Vincent Tullo para The New York Times
Vincent Tullo para The New York Times

Para o cérebro, arte e pornografia são o mesmo?

Pesquisadores debatem as origens neurológicas do prazer

Heather Murphy, The New York Times

12 Maio 2018 | 11h00

Está em andamento uma batalha pelo prazer. Psicólogos, neurologistas e neurocientistas estão forjando alianças em torno da questão da semelhança ou diferença entre o prazer que obtemos da arte e aquele que origina dos doces, do sexo ou das drogas.

O debate teve início com um artigo opinativo intitulado “Viciados em prazer por todos os lados!” publicado no ano passado na revista Proceedings of the Royal Society B. No artigo, Julia F. Christensen, neurocientista da Universidade de Londres, argumentava que muitos de nós foram transformados em “zumbis viciados no prazer, cedendo nosso livre arbítrio em troca da próxima dose de dopamina” proporcionada pelas redes sociais, a pornografia e o açúcar.

Ela ofereceu uma solução pouco convencional: a arte, que, de acordo com ela, cria um envolvimento que nenhum desses outros prazeres é capaz de proporcionar, ajudando a “desfazer os efeitos maléficos das ansiedades e desejos disfuncionais”.

Marcos Nadal, psicólogo da Universidade das Ilhas Baleares, e Martin Skov, neurocientista do Centro Dinamarquês de Pesquisa em Ressonância Magnética, escreveram numa resposta publicada na mesma revista em março que esta linha de raciocínio “é negada por numerosas evidências mostrando que, em sua origem e função, o prazer obtido com a arte não é diferente daquele proporcionado pela comida, pelas drogas ou pelo sexo”.

O comentário deles levou outros a tomar o partido da Dra.
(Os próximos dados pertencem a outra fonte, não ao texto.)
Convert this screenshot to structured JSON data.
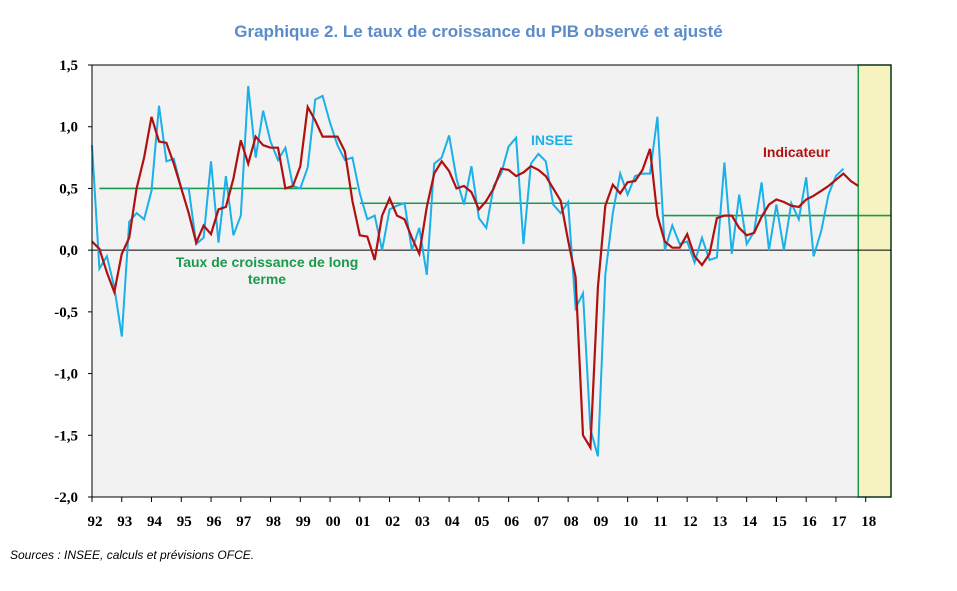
{
  "title": "Graphique  2. Le taux de croissance  du PIB observé  et ajusté",
  "source": "Sources : INSEE, calculs et prévisions OFCE.",
  "chart_data": {
    "type": "line",
    "ylim": [
      -2.0,
      1.5
    ],
    "y_ticks": [
      "1,5",
      "1,0",
      "0,5",
      "0,0",
      "-0,5",
      "-1,0",
      "-1,5",
      "-2,0"
    ],
    "x_ticks": [
      "92",
      "93",
      "94",
      "95",
      "96",
      "97",
      "98",
      "99",
      "00",
      "01",
      "02",
      "03",
      "04",
      "05",
      "06",
      "07",
      "08",
      "09",
      "10",
      "11",
      "12",
      "13",
      "14",
      "15",
      "16",
      "17",
      "18"
    ],
    "x_range": [
      1992.0,
      2018.85
    ],
    "forecast_band": [
      2017.75,
      2018.85
    ],
    "annotations": {
      "insee": "INSEE",
      "indicateur": "Indicateur",
      "long_term": "Taux de croissance de long terme"
    },
    "colors": {
      "insee": "#1ab0e8",
      "indicateur": "#b01010",
      "long_term": "#1a9a4a",
      "band": "#f7f3c0",
      "plot_bg": "#f2f2f2"
    },
    "long_term": [
      {
        "x": [
          1992.25,
          2000.9
        ],
        "y": 0.5
      },
      {
        "x": [
          2001.0,
          2011.1
        ],
        "y": 0.38
      },
      {
        "x": [
          2011.2,
          2018.85
        ],
        "y": 0.28
      }
    ],
    "series": [
      {
        "name": "INSEE",
        "x0": 1992.0,
        "step": 0.25,
        "values": [
          0.85,
          -0.15,
          -0.05,
          -0.3,
          -0.7,
          0.23,
          0.3,
          0.25,
          0.48,
          1.17,
          0.72,
          0.74,
          0.5,
          0.5,
          0.05,
          0.1,
          0.72,
          0.06,
          0.6,
          0.12,
          0.28,
          1.33,
          0.75,
          1.13,
          0.88,
          0.73,
          0.83,
          0.52,
          0.5,
          0.67,
          1.22,
          1.25,
          1.03,
          0.85,
          0.73,
          0.75,
          0.46,
          0.25,
          0.28,
          0.0,
          0.33,
          0.36,
          0.38,
          0.0,
          0.18,
          -0.2,
          0.7,
          0.75,
          0.93,
          0.58,
          0.37,
          0.68,
          0.26,
          0.18,
          0.52,
          0.62,
          0.84,
          0.91,
          0.05,
          0.7,
          0.78,
          0.72,
          0.37,
          0.3,
          0.39,
          -0.47,
          -0.35,
          -1.45,
          -1.67,
          -0.2,
          0.3,
          0.62,
          0.45,
          0.6,
          0.62,
          0.62,
          1.08,
          0.0,
          0.2,
          0.05,
          0.07,
          -0.1,
          0.1,
          -0.08,
          -0.06,
          0.71,
          -0.03,
          0.45,
          0.05,
          0.15,
          0.55,
          0.0,
          0.37,
          0.0,
          0.38,
          0.25,
          0.59,
          -0.05,
          0.15,
          0.45,
          0.6,
          0.66
        ]
      },
      {
        "name": "Indicateur",
        "x0": 1992.0,
        "step": 0.25,
        "values": [
          0.07,
          0.01,
          -0.18,
          -0.34,
          -0.03,
          0.1,
          0.5,
          0.75,
          1.08,
          0.88,
          0.87,
          0.7,
          0.5,
          0.3,
          0.06,
          0.2,
          0.13,
          0.33,
          0.35,
          0.58,
          0.89,
          0.7,
          0.92,
          0.85,
          0.83,
          0.83,
          0.5,
          0.52,
          0.68,
          1.16,
          1.05,
          0.92,
          0.92,
          0.92,
          0.8,
          0.4,
          0.12,
          0.11,
          -0.08,
          0.28,
          0.42,
          0.28,
          0.25,
          0.1,
          -0.03,
          0.35,
          0.62,
          0.72,
          0.64,
          0.5,
          0.52,
          0.47,
          0.33,
          0.4,
          0.5,
          0.66,
          0.65,
          0.6,
          0.63,
          0.68,
          0.65,
          0.6,
          0.5,
          0.4,
          0.08,
          -0.22,
          -1.5,
          -1.6,
          -0.3,
          0.36,
          0.53,
          0.46,
          0.55,
          0.56,
          0.65,
          0.82,
          0.28,
          0.07,
          0.02,
          0.02,
          0.13,
          -0.05,
          -0.12,
          -0.03,
          0.26,
          0.28,
          0.28,
          0.18,
          0.12,
          0.14,
          0.27,
          0.37,
          0.41,
          0.39,
          0.36,
          0.35,
          0.41,
          0.44,
          0.48,
          0.52,
          0.57,
          0.62,
          0.56,
          0.52
        ]
      }
    ]
  }
}
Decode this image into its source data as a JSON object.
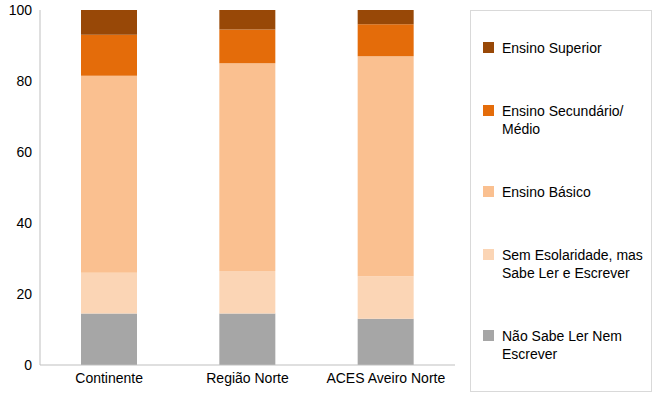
{
  "chart_data": {
    "type": "bar",
    "stacked": true,
    "categories": [
      "Continente",
      "Região Norte",
      "ACES Aveiro Norte"
    ],
    "series": [
      {
        "name": "Não Sabe Ler Nem Escrever",
        "color": "#a6a6a6",
        "values": [
          14.5,
          14.5,
          13
        ]
      },
      {
        "name": "Sem Esolaridade, mas Sabe Ler e Escrever",
        "color": "#fbd5b5",
        "values": [
          11.5,
          12,
          12
        ]
      },
      {
        "name": "Ensino Básico",
        "color": "#fac090",
        "values": [
          55.5,
          58.5,
          62
        ]
      },
      {
        "name": "Ensino Secundário/ Médio",
        "color": "#e46c0a",
        "values": [
          11.5,
          9.5,
          9
        ]
      },
      {
        "name": "Ensino Superior",
        "color": "#984807",
        "values": [
          7,
          5.5,
          4
        ]
      }
    ],
    "ylim": [
      0,
      100
    ],
    "yticks": [
      0,
      20,
      40,
      60,
      80,
      100
    ],
    "grid": false,
    "legend": "right"
  }
}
Christensen. “Acha que o prazer é igual ao de uma pitada de açúcar na língua?” escreveu no Twitter o Dr. Anjan Chatterjee, neurologista da Universidade da Pensilvânia.

Isso destaca as disputas que envolvem o campo emergente da neuroestética, o estudo dos processos neurais responsáveis pela nossa reação ao belo e produção de objetos belos:

  • A Equipe 1 acredita que, do ponto de vista neurobiológico, a experiência prazerosa proporcionada pela arte é idêntica àquela proporcionada pelos doces ou pelo sexo.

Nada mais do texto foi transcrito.